Part 2 — Programmatic setup (for developers)

This section covers the same steps as above using direct contract calls via viem. Use this path if you want to automate module deployment as part of a script, integrate amser into your own onboarding flow, or avoid using the dashboard entirely.

Prerequisites: a merchant wallet private key available in your environment, Node.js 20+, and viem v2 (npm install viem).

Deploy a module

import { createWalletClient, createPublicClient, http, parseAbi } from 'viem';
import { baseSepolia } from 'viem/chains';
import { privateKeyToAccount } from 'viem/accounts';

const FACTORY_ADDRESS = '0x...'; // from /contracts
const MODULE_ID_SUBSCRIPTION = 0n;

const account = privateKeyToAccount(process.env.MERCHANT_PRIVATE_KEY as `0x${string}`);
const walletClient = createWalletClient({ account, chain: baseSepolia, transport: http() });
const publicClient = createPublicClient({ chain: baseSepolia, transport: http() });

const txHash = await walletClient.writeContract({
address: FACTORY_ADDRESS,
abi: parseAbi(['function deployModule(uint256 moduleId) returns (address module)']),
functionName: 'deployModule',
args: [MODULE_ID_SUBSCRIPTION],
});

After the transaction confirms, get your module address:

const moduleAddress = await publicClient.readContract({
address: FACTORY_ADDRESS,
abi: parseAbi(['function getModule(address merchant, uint256 moduleId) view returns (address)']),
functionName: 'getModule',
args: [account.address, MODULE_ID_SUBSCRIPTION],
});

Create a plan

import { parseUnits } from 'viem';

const USDC_ADDRESS = '0x...'; // testnet USDC — see /contracts
const PRICE = parseUnits('10', 6); // 10 USDC
const INTERVAL = 30 * 24 * 60 * 60; // 30 days in seconds
const GRACE_PERIOD = 7 * 24 * 60 * 60; // 7 days in seconds
const METADATA_HASH = `0x${'00'.repeat(32)}` as `0x${string}`; // bytes32(0) for now

const txHash = await walletClient.writeContract({
address: moduleAddress,
abi: parseAbi([
'function createPlan(uint256 price, uint256 interval, uint256 gracePeriod, address token, bytes32 metadataHash) returns (uint256 planId)'
]),
functionName: 'createPlan',
args: [PRICE, BigInt(INTERVAL), BigInt(GRACE_PERIOD), USDC_ADDRESS, METADATA_HASH],
});

Plan IDs start at 1 and increment.
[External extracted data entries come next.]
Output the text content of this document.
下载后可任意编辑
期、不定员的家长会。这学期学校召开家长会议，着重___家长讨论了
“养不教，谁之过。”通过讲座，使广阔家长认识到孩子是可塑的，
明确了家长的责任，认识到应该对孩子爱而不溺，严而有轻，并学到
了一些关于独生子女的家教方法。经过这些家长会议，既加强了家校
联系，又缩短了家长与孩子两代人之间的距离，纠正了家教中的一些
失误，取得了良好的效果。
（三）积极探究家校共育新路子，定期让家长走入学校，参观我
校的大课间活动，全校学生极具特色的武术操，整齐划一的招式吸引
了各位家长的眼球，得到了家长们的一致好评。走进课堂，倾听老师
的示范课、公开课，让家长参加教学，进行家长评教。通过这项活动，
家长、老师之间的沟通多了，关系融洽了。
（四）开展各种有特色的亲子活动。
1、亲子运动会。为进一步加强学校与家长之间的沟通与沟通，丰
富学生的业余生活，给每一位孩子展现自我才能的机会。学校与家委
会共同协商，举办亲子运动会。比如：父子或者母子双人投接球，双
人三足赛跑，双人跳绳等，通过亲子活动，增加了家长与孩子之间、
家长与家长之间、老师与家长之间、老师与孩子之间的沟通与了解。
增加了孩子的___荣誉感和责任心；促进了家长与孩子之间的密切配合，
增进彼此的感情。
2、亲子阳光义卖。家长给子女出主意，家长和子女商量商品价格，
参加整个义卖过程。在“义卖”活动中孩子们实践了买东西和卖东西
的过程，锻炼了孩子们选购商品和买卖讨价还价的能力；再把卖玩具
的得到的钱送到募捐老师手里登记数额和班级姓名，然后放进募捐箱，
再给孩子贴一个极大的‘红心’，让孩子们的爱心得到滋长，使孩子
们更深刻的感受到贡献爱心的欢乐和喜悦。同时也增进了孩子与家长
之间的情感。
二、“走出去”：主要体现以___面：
For production use, replace bytes32(0) with a real metadata hash — compute it off-chain from canonical JSON using the hashPlanMetadata utility, then call POST /v0/modules/:moduleAddress/plans/:planId/metadata to store the metadata and make it visible in the dashboard.

From here, it's the same

Once the module and plan exist on-chain, the rest of the integration is identical to the dashboard path described in Part 1. Use the hosted checkout to accept subscribers, configure webhooks for event notifications, and verify subscriptions via the API or on-chain calls.